- Born: 28 May 1997 (age 29) Den Bosch, North Brabant, Netherlands
- Modeling information
- Height: 1.80 m (5 ft 11 in)
- Hair color: Blonde
- Eye color: Blue
- Agency: Next Model Management (New York, Paris, Milan, Los Angeles); Storm Model Management (London); Trend Model Management (Barcelona); Scoop Modells (Copenhagen); Visage Management (Zurich);

= Julie Hoomans =

Dutch fashion model (born 1997)

Julie Hoomans (born 28 May 1997) is a Dutch fashion model.

==Career==
Hoomans was discovered while going shopping. She debuted at Prada S/S 2014, and walked for Altuzarra, Versace, Anthony Vaccarello, Dries Van Noten, and Maison Margiela. She has also walked for Louis Vuitton, Prada, Chanel, Gucci, Celine, Valentino, Carolina Herrera, Marni, Kenzo, Alexander McQueen, Mugler, Dior, Nina Ricci, Tommy Hilfiger, Christopher Kane, and many more.
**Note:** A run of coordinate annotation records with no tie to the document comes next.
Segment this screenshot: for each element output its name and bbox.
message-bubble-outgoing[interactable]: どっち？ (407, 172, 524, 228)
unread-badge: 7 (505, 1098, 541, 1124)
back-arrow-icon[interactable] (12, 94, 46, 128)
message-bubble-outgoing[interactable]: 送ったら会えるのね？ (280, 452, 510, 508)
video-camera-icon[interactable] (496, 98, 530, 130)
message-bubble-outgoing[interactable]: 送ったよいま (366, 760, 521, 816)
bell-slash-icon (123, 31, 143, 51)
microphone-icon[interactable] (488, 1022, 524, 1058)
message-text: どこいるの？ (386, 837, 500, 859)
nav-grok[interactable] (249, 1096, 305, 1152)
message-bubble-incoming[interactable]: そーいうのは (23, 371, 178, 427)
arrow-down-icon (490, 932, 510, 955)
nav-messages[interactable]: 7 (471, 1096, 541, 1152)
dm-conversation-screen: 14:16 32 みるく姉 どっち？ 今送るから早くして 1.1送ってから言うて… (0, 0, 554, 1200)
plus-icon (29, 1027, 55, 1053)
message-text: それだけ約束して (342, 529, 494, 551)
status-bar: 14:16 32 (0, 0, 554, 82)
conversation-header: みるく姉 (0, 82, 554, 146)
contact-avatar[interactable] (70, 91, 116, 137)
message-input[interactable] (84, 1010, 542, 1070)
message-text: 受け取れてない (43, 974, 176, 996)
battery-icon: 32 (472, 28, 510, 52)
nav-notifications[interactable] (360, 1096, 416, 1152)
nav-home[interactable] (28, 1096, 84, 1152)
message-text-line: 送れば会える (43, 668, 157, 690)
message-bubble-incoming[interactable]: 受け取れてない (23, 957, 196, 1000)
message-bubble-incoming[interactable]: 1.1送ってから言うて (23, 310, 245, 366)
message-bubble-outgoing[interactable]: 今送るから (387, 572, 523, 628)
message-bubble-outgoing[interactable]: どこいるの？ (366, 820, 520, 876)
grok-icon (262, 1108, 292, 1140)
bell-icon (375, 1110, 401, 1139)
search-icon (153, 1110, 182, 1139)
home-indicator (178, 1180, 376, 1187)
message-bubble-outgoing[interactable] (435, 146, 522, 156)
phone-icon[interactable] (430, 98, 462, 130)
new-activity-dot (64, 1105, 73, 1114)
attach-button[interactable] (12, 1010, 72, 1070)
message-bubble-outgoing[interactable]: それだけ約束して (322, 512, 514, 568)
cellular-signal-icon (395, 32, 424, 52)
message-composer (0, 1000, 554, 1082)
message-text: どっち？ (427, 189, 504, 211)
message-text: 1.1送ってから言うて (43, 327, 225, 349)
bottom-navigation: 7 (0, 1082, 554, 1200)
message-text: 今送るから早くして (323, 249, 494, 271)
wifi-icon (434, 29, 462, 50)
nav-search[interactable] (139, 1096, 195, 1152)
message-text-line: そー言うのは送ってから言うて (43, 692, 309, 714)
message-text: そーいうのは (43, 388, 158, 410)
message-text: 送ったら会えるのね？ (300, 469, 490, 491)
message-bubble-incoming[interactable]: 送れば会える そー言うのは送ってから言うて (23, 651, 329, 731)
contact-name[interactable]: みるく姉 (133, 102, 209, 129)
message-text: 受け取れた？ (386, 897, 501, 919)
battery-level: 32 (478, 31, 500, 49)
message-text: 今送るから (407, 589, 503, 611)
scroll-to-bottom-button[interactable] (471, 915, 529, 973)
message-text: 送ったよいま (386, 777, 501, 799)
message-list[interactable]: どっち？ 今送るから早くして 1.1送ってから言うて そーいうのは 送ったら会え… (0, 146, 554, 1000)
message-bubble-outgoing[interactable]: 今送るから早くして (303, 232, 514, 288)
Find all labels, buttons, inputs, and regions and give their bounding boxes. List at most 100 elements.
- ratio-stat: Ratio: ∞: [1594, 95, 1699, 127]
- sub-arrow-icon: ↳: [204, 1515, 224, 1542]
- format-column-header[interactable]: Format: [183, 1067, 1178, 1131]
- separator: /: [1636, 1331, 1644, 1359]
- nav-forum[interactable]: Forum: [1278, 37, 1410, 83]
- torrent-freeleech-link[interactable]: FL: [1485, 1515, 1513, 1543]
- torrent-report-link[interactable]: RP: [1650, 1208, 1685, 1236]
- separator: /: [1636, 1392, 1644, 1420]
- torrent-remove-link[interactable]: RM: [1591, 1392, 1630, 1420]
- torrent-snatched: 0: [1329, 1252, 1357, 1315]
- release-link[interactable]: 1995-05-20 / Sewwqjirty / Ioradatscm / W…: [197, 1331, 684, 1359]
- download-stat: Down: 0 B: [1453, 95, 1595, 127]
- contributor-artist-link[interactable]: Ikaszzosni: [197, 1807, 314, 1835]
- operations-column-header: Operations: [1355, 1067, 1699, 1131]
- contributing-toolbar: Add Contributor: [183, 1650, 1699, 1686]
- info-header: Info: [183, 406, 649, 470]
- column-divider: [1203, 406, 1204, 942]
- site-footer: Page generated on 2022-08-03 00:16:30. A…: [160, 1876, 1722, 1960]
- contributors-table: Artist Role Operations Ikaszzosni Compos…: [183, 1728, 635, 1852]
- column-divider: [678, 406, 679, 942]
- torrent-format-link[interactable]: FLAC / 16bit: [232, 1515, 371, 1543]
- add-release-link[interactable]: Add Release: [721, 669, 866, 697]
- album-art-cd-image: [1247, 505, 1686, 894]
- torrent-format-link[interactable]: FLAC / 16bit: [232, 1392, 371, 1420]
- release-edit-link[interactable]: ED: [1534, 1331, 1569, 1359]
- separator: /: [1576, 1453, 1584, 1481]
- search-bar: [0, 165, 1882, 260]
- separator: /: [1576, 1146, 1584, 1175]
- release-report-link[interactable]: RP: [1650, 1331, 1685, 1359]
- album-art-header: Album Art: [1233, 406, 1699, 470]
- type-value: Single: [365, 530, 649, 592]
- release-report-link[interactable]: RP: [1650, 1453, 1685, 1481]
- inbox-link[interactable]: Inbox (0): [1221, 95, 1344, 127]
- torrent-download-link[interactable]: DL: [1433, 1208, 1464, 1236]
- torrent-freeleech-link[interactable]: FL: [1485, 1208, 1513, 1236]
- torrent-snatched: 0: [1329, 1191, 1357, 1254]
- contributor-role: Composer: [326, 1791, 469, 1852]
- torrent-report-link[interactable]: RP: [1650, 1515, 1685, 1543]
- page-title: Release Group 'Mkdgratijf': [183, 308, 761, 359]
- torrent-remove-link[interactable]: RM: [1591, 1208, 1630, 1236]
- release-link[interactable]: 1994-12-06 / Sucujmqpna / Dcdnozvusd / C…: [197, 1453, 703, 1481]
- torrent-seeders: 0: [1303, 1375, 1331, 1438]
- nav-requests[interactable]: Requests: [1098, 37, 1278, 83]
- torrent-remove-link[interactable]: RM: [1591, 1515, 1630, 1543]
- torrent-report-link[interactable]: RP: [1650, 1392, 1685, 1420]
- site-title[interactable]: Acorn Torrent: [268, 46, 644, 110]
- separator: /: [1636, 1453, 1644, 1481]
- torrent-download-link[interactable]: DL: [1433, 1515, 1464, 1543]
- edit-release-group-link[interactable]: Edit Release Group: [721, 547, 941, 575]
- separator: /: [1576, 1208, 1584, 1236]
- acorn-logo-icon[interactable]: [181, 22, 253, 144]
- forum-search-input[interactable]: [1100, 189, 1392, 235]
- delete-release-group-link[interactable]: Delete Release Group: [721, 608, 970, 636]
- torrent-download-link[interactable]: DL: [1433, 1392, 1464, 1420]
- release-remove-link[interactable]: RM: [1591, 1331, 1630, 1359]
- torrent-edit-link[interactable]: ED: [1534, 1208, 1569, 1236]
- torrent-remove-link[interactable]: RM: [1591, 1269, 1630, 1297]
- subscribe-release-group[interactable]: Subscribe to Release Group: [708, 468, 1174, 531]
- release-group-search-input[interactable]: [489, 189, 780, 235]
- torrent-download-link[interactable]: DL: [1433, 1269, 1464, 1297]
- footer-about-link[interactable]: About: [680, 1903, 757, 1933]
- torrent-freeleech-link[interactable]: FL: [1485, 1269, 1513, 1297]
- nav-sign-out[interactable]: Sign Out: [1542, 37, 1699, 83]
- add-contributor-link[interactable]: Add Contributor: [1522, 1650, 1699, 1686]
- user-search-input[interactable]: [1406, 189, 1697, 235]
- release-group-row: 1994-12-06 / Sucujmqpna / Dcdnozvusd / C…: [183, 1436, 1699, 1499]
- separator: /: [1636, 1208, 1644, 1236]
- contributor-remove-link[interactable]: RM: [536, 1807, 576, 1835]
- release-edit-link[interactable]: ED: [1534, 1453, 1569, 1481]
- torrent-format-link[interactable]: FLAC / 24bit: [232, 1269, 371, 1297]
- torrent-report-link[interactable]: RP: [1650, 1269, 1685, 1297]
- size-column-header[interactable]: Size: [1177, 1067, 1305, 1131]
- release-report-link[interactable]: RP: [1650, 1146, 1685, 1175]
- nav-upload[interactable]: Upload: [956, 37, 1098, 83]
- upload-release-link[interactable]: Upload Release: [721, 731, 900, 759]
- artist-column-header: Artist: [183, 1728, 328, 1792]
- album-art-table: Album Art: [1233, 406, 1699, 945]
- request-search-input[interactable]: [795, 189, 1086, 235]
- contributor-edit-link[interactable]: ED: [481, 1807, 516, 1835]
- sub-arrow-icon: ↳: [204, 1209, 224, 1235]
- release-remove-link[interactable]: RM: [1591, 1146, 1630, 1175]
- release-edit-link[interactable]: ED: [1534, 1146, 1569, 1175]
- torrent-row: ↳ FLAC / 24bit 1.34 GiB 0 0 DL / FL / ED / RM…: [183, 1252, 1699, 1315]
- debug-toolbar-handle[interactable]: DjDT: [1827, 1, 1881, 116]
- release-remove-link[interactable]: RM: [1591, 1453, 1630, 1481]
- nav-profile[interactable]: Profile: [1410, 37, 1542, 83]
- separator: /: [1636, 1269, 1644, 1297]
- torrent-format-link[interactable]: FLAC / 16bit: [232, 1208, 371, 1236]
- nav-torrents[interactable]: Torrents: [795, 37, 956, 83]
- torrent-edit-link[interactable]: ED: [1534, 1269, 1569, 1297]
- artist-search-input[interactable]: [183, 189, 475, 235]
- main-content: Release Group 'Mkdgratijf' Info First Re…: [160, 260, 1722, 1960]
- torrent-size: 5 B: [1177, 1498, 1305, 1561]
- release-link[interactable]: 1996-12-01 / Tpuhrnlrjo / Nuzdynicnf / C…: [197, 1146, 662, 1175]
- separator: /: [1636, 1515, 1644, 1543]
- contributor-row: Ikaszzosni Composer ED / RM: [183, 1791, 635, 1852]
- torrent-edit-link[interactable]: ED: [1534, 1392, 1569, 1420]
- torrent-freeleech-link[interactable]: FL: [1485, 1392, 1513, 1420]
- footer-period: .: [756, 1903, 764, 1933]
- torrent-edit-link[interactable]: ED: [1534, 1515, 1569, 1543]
Models.com chose her as one of the "Top Newcomers" of 2015. At the age of 19, she had already walked over 260 fashion shows. In 2018, Vogue reported that Hoomans would take a step back from modelling, to start studying at the University of Amsterdam. In 2020, Hoomans returned to full-time modeling, after graduating summa cum laude in Biomedical Sciences at Amsterdam University College.